Under the eerie skies of Eyam, monsters roamed, some in human form. Rae loved monsters and monstrous deeds. She hated books which were like dismal manuals instructing you of the only moral way to behave. Hope without tragedy was hollow. In the strange, fascinating world of these books, with its glorious horror of a hero, pain meant something.
By the time she finished the sequels, reading began to make Rae feel sick, adrift on a sea of words. Even listening to the books led her mind into the fog. She did want to find out the actual events of the first book, so she tricked Alice into reading it aloud as a ‘refresher’. If any voice could hold Rae’s attention, it would be that best-beloved voice.
Except they were now at the end, and Rae had still managed to miss a lot from the first book in the Time of Iron series. She feared her super-fan sister was catching on.
Time to play it cool. Rae said, “How dare you question me?”
“You constantly forget characters’ names!”
“The characters all have titles as well as names, which I find greedy. There’s the Golden Cobra, the Beauty Dipped In Blood, the Iron Maid, the Last Hope—”
Alice gave a scream. For a minute, Rae thought she’d seen a mouse.
“The Last Hope is the best character in the book!”
Rae lifted her hands in surrender. “If you say so.”
The Last Hope was the losing side of the love triangle, the good guy. If you asked Alice, the flawless guy. Alice’s favourite wasted his time longing for the heroine from afar, too busy brooding to use his awesome supernatural abilities.
The parade of guys professing love for the heroine was a blur that bored Rae. Anybody could say they loved you. When the time came to prove it, most failed.
Alice sniffed. “The Last Hope deserved Lia. The Emperor is a psychopath.”
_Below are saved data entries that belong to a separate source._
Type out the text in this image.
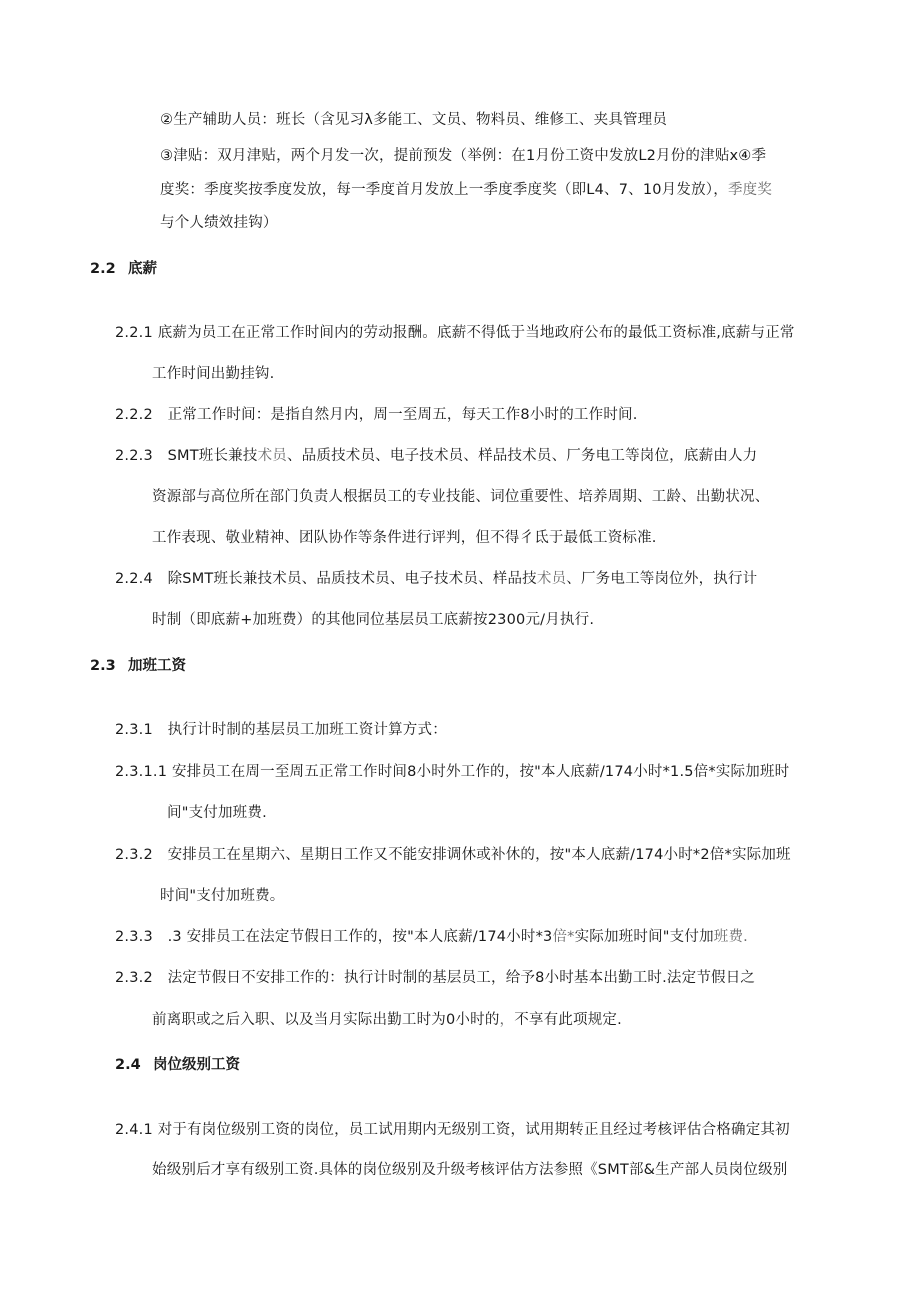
②生产辅助人员：班长（含见习λ多能工、文员、物料员、维修工、夹具管理员
③津贴：双月津贴，两个月发一次，提前预发（举例：在1月份工资中发放L2月份的津贴x④季
度奖：季度奖按季度发放，每一季度首月发放上一季度季度奖（即L4、7、10月发放），季度奖
与个人绩效挂钩）
2.2 底薪
2.2.1 底薪为员工在正常工作时间内的劳动报酬。底薪不得低于当地政府公布的最低工资标准,底薪与正常
工作时间出勤挂钩.
2.2.2　正常工作时间：是指自然月内，周一至周五，每天工作8小时的工作时间.
2.2.3　SMT班长兼技术员、品质技术员、电子技术员、样品技术员、厂务电工等岗位，底薪由人力
资源部与高位所在部门负责人根据员工的专业技能、词位重要性、培养周期、工龄、出勤状况、
工作表现、敬业精神、团队协作等条件进行评判，但不得彳氐于最低工资标准.
2.2.4　除SMT班长兼技术员、品质技术员、电子技术员、样品技术员、厂务电工等岗位外，执行计
时制（即底薪+加班费）的其他同位基层员工底薪按2300元/月执行.
2.3 加班工资
2.3.1　执行计时制的基层员工加班工资计算方式：
2.3.1.1 安排员工在周一至周五正常工作时间8小时外工作的，按"本人底薪/174小时*1.5倍*实际加班时
间"支付加班费.
2.3.2　安排员工在星期六、星期日工作又不能安排调休或补休的，按"本人底薪/174小时*2倍*实际加班
时间"支付加班费。
2.3.3　.3 安排员工在法定节假日工作的，按"本人底薪/174小时*3倍*实际加班时间"支付加班费.
2.3.2　法定节假日不安排工作的：执行计时制的基层员工，给予8小时基本出勤工时.法定节假日之
前离职或之后入职、以及当月实际出勤工时为0小时的，不享有此项规定.
2.4 岗位级别工资
2.4.1 对于有岗位级别工资的岗位，员工试用期内无级别工资，试用期转正且经过考核评估合格确定其初
始级别后才享有级别工资.具体的岗位级别及升级考核评估方法参照《SMT部&生产部人员岗位级别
The idea of deserving someone was wrong-headed. You couldn’t win women on points. Alice must be thinking of video games.
Rae overlooked this to defend her man. “Have you considered the Emperor has great cheekbones? Sorry to the side of good. Evil’s just sexier.”
Rae wanted characters to have tormented backstories, she just wished they wouldn’t be annoying about it. The Emperor was Rae’s favourite character of all time because he never brooded over his dark past. He used his unholy powers and enormous sword to slaughter his enemies, then moved on.
Alice made a face. “The thing with the iron shoes was creepy! If a creep is the true love, what does that teach girls?”
What thing with the iron shoes? Rae decided it wasn’t important. “Stories should be exciting. I don’t need to be preached at, I can do literary analysis.”
Rae was supposed to be valedictorian and get a scholarship. Instead Rae’s and Alice’s college funds were gone. Rae was twenty and never going to college.
They didn’t talk about that.
“If the Emperor were real, he would be horrifying.”
“Lucky he’s not real,” Rae snapped back. “Everyone who thinks books will make women date assholes underestimates us. If stories hypnotize people, why isn’t everybody terrified movies will turn boys into drag-racing assassins? I don’t want to fix the guy, I want to watch the murder show.”
She refused to have another argument about the Emperor being problematic. Clearly, the Emperor was problematic. When you murdered half the people you met, you had a problem. Stories lived on problems. There was a reason Star Wars wasn’t Star Peace.
After Lia was killed, the Emperor put her corpse on a throne and made her enemies kiss her dead feet. Then he ripped their hearts out. ‘Now you know how it feels,’ he murmured, his face the last thing their fading vision ever saw. Villainous characters had epic highs, epic lows, and epic loves. The Emperor loved like an apocalypse.